Popper is famous for advocating the view that there is no such thing as verification. Contrary to what generations of scientists and philosophers of science thought, Popper argued, there is in fact no way to show that some generalization such as “all ravens are black” is true, or even likely to be true. On Popper’s account, all you can do is to refute false generalizations. A hundred black ravens do not show that all ravens are black. Nor do a thousand, or a million. However, a single white raven shows conclusively that “all ravens are black” is false. It is debatable whether this works as a general method of science: The philosophical consequences of such a view are severe, and it is pretty clear that scientists do not actually think like this. But one thing is certain: “verifying hypotheses through prediction or repeated experiments” is not a good characterization of Popper’s position.

Modern opinion on the role of generalizations in science is more divided. Certainly they play a role. But it is doubtful that science’s main goal is to search for generalizations, since these are often not too interesting.
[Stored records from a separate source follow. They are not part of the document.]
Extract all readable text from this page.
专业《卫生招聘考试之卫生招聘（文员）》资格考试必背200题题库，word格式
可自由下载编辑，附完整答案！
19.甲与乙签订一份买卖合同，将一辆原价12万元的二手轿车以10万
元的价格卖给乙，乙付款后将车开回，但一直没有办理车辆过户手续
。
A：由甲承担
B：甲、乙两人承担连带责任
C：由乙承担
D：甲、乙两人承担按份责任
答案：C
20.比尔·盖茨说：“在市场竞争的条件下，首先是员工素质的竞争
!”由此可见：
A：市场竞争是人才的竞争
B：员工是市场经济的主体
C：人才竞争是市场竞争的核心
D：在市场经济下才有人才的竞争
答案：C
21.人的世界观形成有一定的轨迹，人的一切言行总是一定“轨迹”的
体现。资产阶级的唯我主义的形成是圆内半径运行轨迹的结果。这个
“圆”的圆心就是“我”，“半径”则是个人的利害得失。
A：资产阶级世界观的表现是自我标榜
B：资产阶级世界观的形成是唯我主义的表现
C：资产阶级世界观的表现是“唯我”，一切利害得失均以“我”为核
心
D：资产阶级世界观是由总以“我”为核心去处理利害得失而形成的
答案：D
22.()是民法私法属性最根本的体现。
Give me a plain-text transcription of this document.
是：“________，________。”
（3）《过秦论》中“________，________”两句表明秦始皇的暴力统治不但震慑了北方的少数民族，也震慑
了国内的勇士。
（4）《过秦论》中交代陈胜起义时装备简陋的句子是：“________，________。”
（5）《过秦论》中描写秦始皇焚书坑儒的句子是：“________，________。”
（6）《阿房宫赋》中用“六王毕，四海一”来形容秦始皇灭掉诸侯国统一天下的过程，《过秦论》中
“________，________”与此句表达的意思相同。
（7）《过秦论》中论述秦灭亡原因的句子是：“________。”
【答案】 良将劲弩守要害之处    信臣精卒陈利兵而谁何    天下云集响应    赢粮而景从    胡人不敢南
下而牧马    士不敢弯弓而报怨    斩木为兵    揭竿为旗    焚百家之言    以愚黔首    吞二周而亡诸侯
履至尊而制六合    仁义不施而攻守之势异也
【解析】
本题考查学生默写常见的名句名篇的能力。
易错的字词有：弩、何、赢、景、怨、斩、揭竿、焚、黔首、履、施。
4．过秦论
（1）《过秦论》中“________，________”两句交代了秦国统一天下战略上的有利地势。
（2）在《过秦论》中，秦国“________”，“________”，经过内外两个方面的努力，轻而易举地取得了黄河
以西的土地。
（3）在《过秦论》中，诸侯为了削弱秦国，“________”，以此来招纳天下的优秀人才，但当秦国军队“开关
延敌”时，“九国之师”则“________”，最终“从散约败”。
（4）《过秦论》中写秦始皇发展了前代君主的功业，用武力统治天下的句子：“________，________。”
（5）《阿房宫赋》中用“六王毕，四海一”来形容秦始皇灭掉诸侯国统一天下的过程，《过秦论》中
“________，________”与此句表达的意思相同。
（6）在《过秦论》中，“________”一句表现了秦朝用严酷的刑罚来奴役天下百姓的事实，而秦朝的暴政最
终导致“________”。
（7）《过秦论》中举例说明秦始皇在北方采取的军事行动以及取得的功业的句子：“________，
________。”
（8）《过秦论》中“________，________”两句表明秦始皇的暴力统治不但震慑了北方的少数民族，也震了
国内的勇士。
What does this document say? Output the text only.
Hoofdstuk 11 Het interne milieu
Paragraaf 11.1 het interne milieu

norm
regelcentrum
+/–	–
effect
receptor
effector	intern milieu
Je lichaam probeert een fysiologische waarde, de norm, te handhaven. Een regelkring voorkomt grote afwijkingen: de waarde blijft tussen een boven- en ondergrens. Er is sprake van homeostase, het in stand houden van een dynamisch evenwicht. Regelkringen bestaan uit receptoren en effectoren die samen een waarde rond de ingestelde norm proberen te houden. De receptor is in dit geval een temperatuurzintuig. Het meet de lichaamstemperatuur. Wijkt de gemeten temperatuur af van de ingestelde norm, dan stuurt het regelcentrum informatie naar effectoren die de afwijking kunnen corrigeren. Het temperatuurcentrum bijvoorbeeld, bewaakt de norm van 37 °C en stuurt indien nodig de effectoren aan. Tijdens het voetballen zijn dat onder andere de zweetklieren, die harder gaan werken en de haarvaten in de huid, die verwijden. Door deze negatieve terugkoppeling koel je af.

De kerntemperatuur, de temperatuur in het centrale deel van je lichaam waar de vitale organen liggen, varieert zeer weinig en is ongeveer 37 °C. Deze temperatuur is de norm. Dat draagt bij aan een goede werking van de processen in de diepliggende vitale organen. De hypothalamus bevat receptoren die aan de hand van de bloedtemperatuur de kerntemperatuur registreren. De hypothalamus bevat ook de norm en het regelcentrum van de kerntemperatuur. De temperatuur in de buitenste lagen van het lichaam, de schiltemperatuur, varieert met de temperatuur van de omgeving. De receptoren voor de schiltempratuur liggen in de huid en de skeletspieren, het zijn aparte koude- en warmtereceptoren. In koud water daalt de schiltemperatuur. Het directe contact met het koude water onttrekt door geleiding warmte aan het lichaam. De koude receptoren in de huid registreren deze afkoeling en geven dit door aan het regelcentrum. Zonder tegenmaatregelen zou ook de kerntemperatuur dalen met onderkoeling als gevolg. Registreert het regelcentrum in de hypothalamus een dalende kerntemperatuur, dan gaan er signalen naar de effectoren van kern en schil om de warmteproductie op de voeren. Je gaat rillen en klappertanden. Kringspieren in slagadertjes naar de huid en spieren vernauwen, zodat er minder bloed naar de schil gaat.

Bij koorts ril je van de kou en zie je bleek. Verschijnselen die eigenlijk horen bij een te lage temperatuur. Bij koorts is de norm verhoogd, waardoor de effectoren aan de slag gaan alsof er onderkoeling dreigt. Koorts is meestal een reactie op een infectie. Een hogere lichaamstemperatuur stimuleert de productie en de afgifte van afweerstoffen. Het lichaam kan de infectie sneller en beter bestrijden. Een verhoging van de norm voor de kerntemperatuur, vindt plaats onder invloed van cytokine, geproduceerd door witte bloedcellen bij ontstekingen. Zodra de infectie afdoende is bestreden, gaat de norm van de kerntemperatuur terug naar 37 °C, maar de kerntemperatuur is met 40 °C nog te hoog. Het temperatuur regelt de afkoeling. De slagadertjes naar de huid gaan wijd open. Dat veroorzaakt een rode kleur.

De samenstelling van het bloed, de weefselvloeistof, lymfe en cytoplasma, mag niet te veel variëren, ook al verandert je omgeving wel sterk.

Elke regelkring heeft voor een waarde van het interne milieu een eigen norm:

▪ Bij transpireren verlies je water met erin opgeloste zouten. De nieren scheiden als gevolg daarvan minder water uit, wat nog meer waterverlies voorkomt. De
Take the above example of “all ravens are black”. This is known not to be true, but suppose it were: Would it be very interesting? We would still not know whether it just happens to be true, or whether there is something lawful about it. I would argue that the goal of science is different: it is to understand causal mechanisms. To return to the ravens, we want to know in detail how the causal mechanisms of raven pigmentation work. This will give us an understanding of why most ravens are black, and also of how the mechanisms of pigmentation can change to produce differently colored ravens. Knowledge of causal mechanisms is far more insightful and useful than knowledge about generalizations. But the transition from generalizations to causal mechanisms is one of the great challenges for data mining approaches such as Silver’s.

(Thanks to my friend Fabio Molo for drawing my attention to Silver’s piece, and to Tim Räz for paronomastic help with the title.)